Melampaui Lensa: Membekali Pengabdi Negeri dengan Seni Memotret Lewat Smartphone

Experience & Opinion Feature My Fotografi

Di tengah bentang kepulauan Indonesia yang luas, dari pesisir Sulawesi hingga lereng-lereng perbukitan Sumatera, bekerja tim-tim kecil dari sebuah Yayasan di Bogor , mereka hadir di tengah masyarakat, menjangkau yang tak terjangkau, dan mendampingi yang terpinggirkan. Mereka adalah wajah-wajah pengabdi, merekam jejak langkah perubahan dalam sunyi. Namun sayangnya, tidak semua momen berarti yang mereka saksikan sempat terdokumentasikan dengan layak. Foto-foto yang seharusnya menjadi penghubung antara cerita lapangan dan publikasi internal masih tersaji dengan kualitas visual yang seadanya.

Itulah yang menjadi latar belakang mengapa saya, Edy Susanto, diundang untuk mengisi sesi pelatihan fotografi smartphone secara daring bagi tim-tim mereka di berbagai wilayah. Walau jarak memisahkan kami secara geografis, teknologi mempertemukan kami dalam satu ruang belajar yang melintasi batas-batas pulau. Dan dari ruang digital itulah, kami memulai perjalanan yang sederhana namun berdampak: belajar memotret dengan hati dan memahami cahaya lewat gawai yang ada di genggaman—smartphone.

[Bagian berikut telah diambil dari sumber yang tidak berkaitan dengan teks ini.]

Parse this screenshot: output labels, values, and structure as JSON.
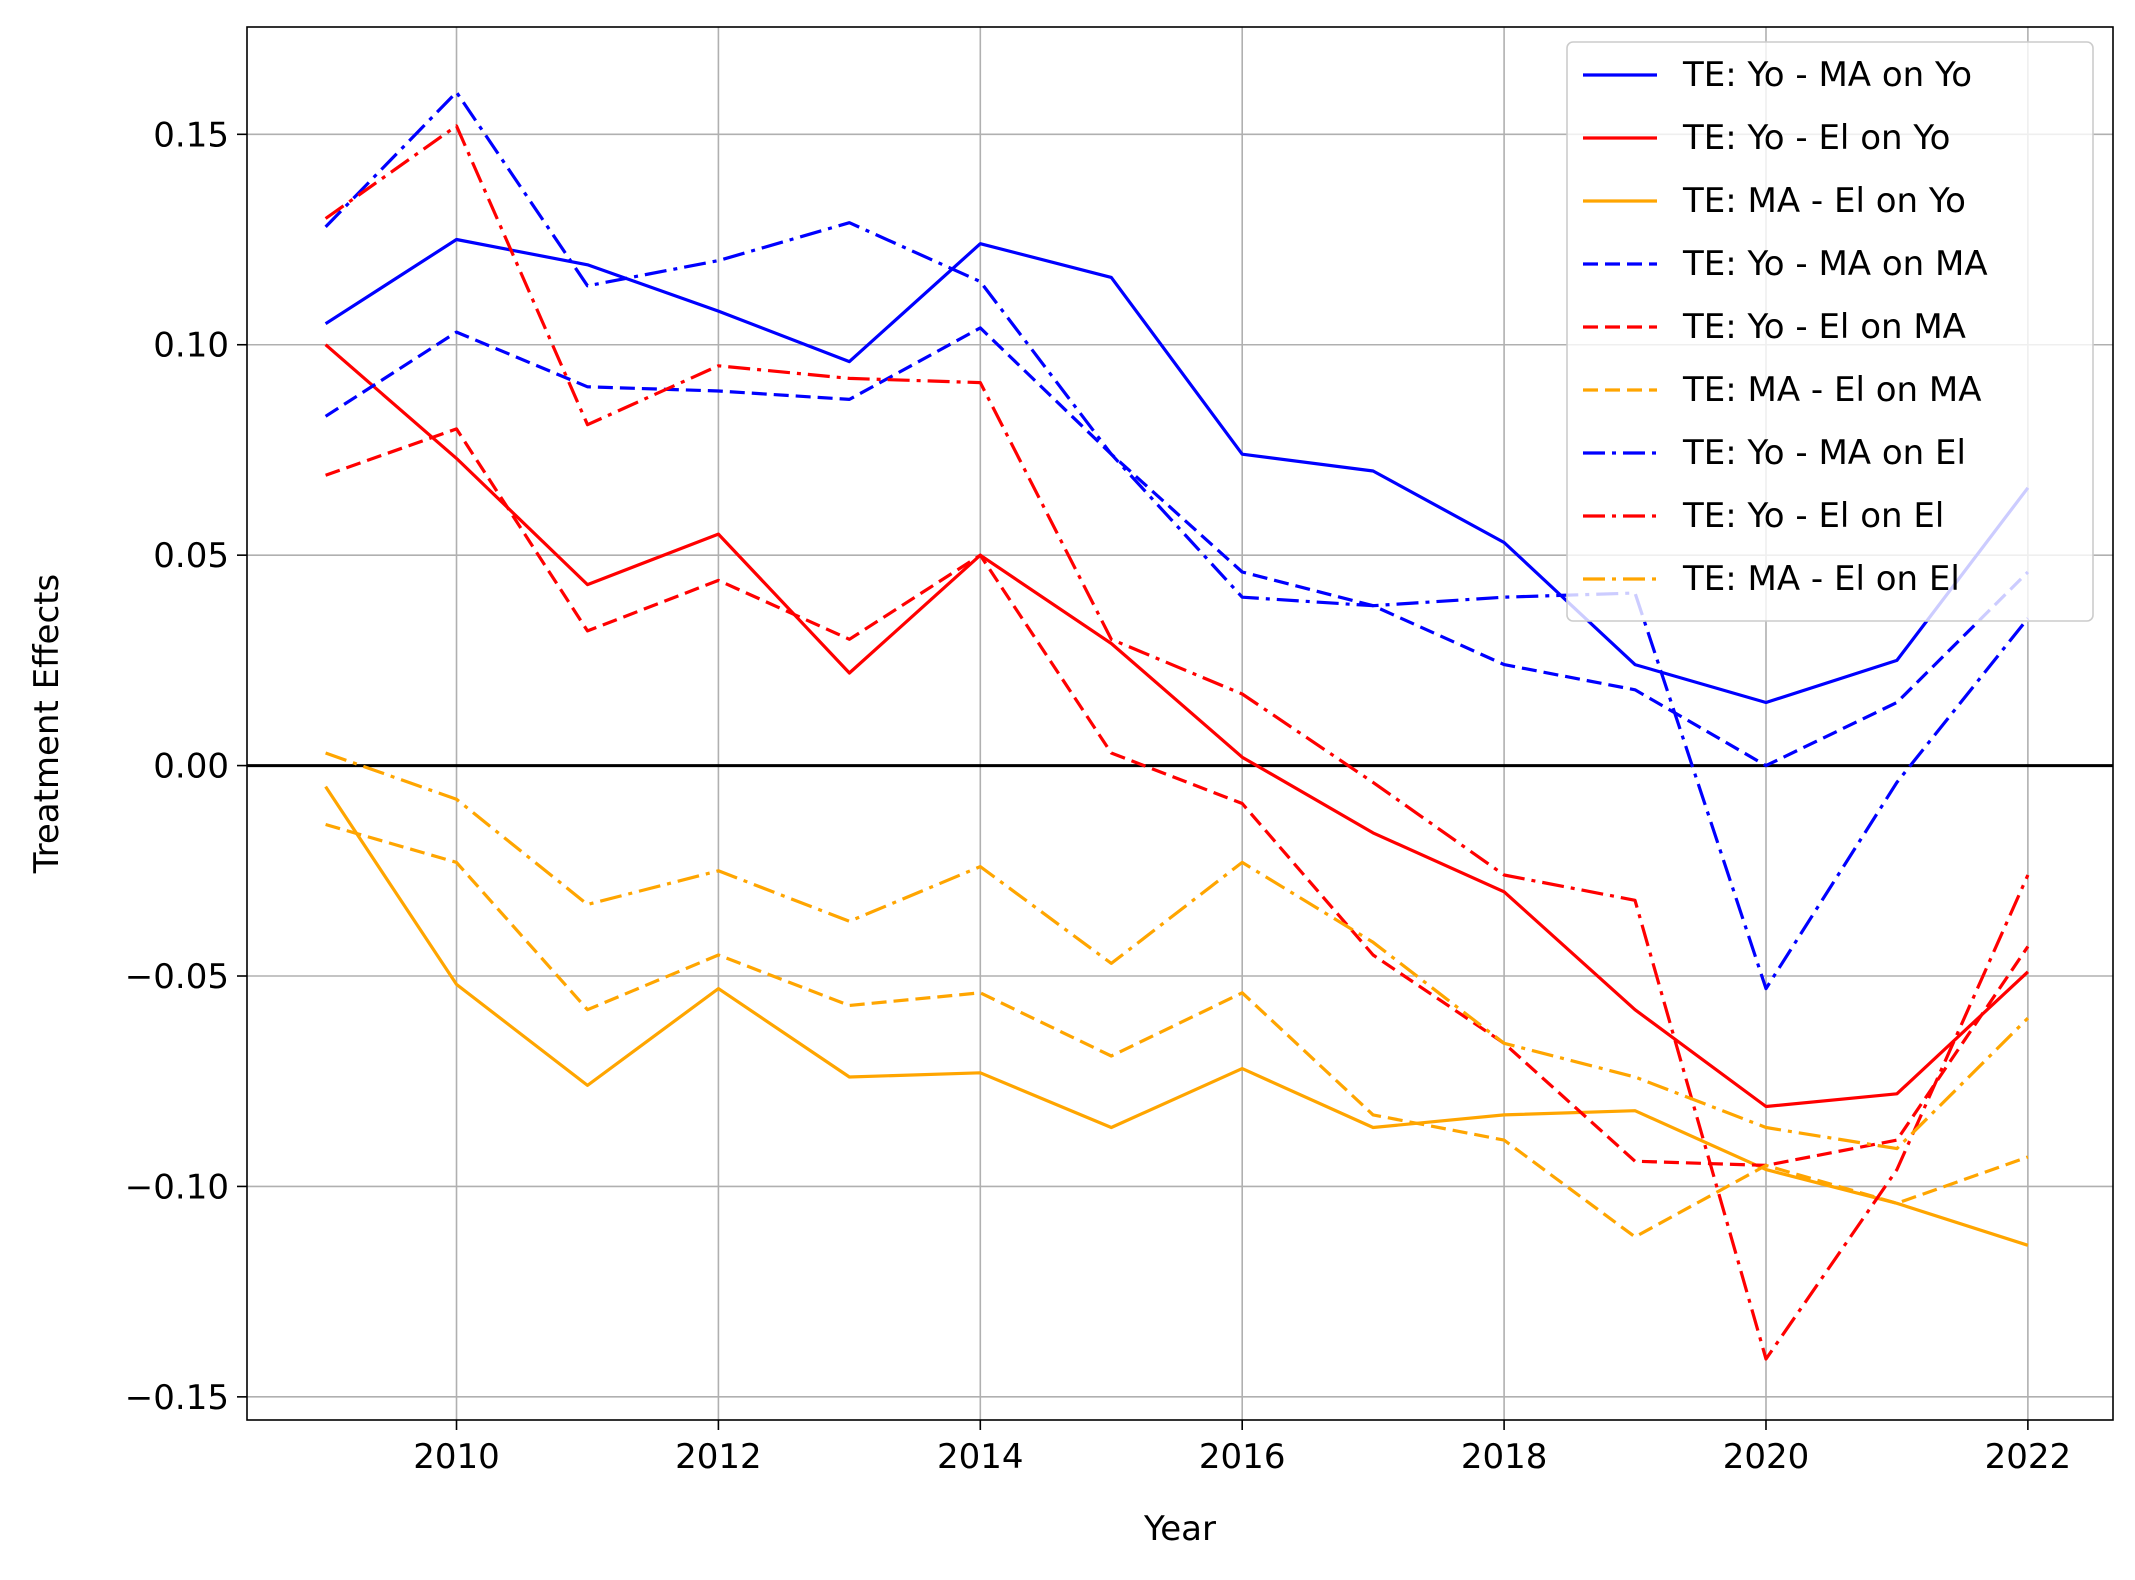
{
  "chart_data": {
    "type": "line",
    "title": "",
    "xlabel": "Year",
    "ylabel": "Treatment Effects",
    "xlim": [
      2008.4,
      2022.65
    ],
    "ylim": [
      -0.1555,
      0.1755
    ],
    "xticks": [
      2010,
      2012,
      2014,
      2016,
      2018,
      2020,
      2022
    ],
    "xtick_labels": [
      "2010",
      "2012",
      "2014",
      "2016",
      "2018",
      "2020",
      "2022"
    ],
    "yticks": [
      0.15,
      0.1,
      0.05,
      0.0,
      -0.05,
      -0.1,
      -0.15
    ],
    "ytick_labels": [
      "0.15",
      "0.10",
      "0.05",
      "0.00",
      "−0.05",
      "−0.10",
      "−0.15"
    ],
    "grid": true,
    "zero_line": true,
    "legend_position": "top-right",
    "x": [
      2009,
      2010,
      2011,
      2012,
      2013,
      2014,
      2015,
      2016,
      2017,
      2018,
      2019,
      2020,
      2021,
      2022
    ],
    "series": [
      {
        "name": "TE: Yo - MA on Yo",
        "color": "#0000ff",
        "style": "solid",
        "values": [
          0.105,
          0.125,
          0.119,
          0.108,
          0.096,
          0.124,
          0.116,
          0.074,
          0.07,
          0.053,
          0.024,
          0.015,
          0.025,
          0.066
        ]
      },
      {
        "name": "TE: Yo - El on Yo",
        "color": "#ff0000",
        "style": "solid",
        "values": [
          0.1,
          0.073,
          0.043,
          0.055,
          0.022,
          0.05,
          0.029,
          0.002,
          -0.016,
          -0.03,
          -0.058,
          -0.081,
          -0.078,
          -0.049
        ]
      },
      {
        "name": "TE: MA - El on Yo",
        "color": "#ffa500",
        "style": "solid",
        "values": [
          -0.005,
          -0.052,
          -0.076,
          -0.053,
          -0.074,
          -0.073,
          -0.086,
          -0.072,
          -0.086,
          -0.083,
          -0.082,
          -0.096,
          -0.104,
          -0.114
        ]
      },
      {
        "name": "TE: Yo - MA on MA",
        "color": "#0000ff",
        "style": "dashed",
        "values": [
          0.083,
          0.103,
          0.09,
          0.089,
          0.087,
          0.104,
          0.074,
          0.046,
          0.038,
          0.024,
          0.018,
          0.0,
          0.015,
          0.046
        ]
      },
      {
        "name": "TE: Yo - El on MA",
        "color": "#ff0000",
        "style": "dashed",
        "values": [
          0.069,
          0.08,
          0.032,
          0.044,
          0.03,
          0.05,
          0.003,
          -0.009,
          -0.045,
          -0.066,
          -0.094,
          -0.095,
          -0.089,
          -0.043
        ]
      },
      {
        "name": "TE: MA - El on MA",
        "color": "#ffa500",
        "style": "dashed",
        "values": [
          -0.014,
          -0.023,
          -0.058,
          -0.045,
          -0.057,
          -0.054,
          -0.069,
          -0.054,
          -0.083,
          -0.089,
          -0.112,
          -0.095,
          -0.104,
          -0.093
        ]
      },
      {
        "name": "TE: Yo - MA on El",
        "color": "#0000ff",
        "style": "dashdot",
        "values": [
          0.128,
          0.16,
          0.114,
          0.12,
          0.129,
          0.115,
          0.074,
          0.04,
          0.038,
          0.04,
          0.041,
          -0.053,
          -0.004,
          0.035
        ]
      },
      {
        "name": "TE: Yo - El on El",
        "color": "#ff0000",
        "style": "dashdot",
        "values": [
          0.13,
          0.152,
          0.081,
          0.095,
          0.092,
          0.091,
          0.03,
          0.017,
          -0.004,
          -0.026,
          -0.032,
          -0.141,
          -0.096,
          -0.026
        ]
      },
      {
        "name": "TE: MA - El on El",
        "color": "#ffa500",
        "style": "dashdot",
        "values": [
          0.003,
          -0.008,
          -0.033,
          -0.025,
          -0.037,
          -0.024,
          -0.047,
          -0.023,
          -0.042,
          -0.066,
          -0.074,
          -0.086,
          -0.091,
          -0.06
        ]
      }
    ]
  }
}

Dalam pelatihan ini, saya memperkenalkan pendekatan fotografi jurnalistik—sebuah metode yang tak sekadar mengajarkan cara mengambil gambar, tetapi bagaimana menangkap momen yang sarat makna. Setiap foto bukan sekadar estetika, melainkan medium bercerita. Kami mendalami bagaimana mengenali komposisi yang kuat, memanfaatkan pencahayaan alami, hingga menyusun narasi visual hanya dengan perangkat yang mereka miliki sehari-hari. Tak ada kamera profesional. Tak ada studio. Hanya semangat untuk belajar, mengamati, dan menyampaikan kisah melalui gambar.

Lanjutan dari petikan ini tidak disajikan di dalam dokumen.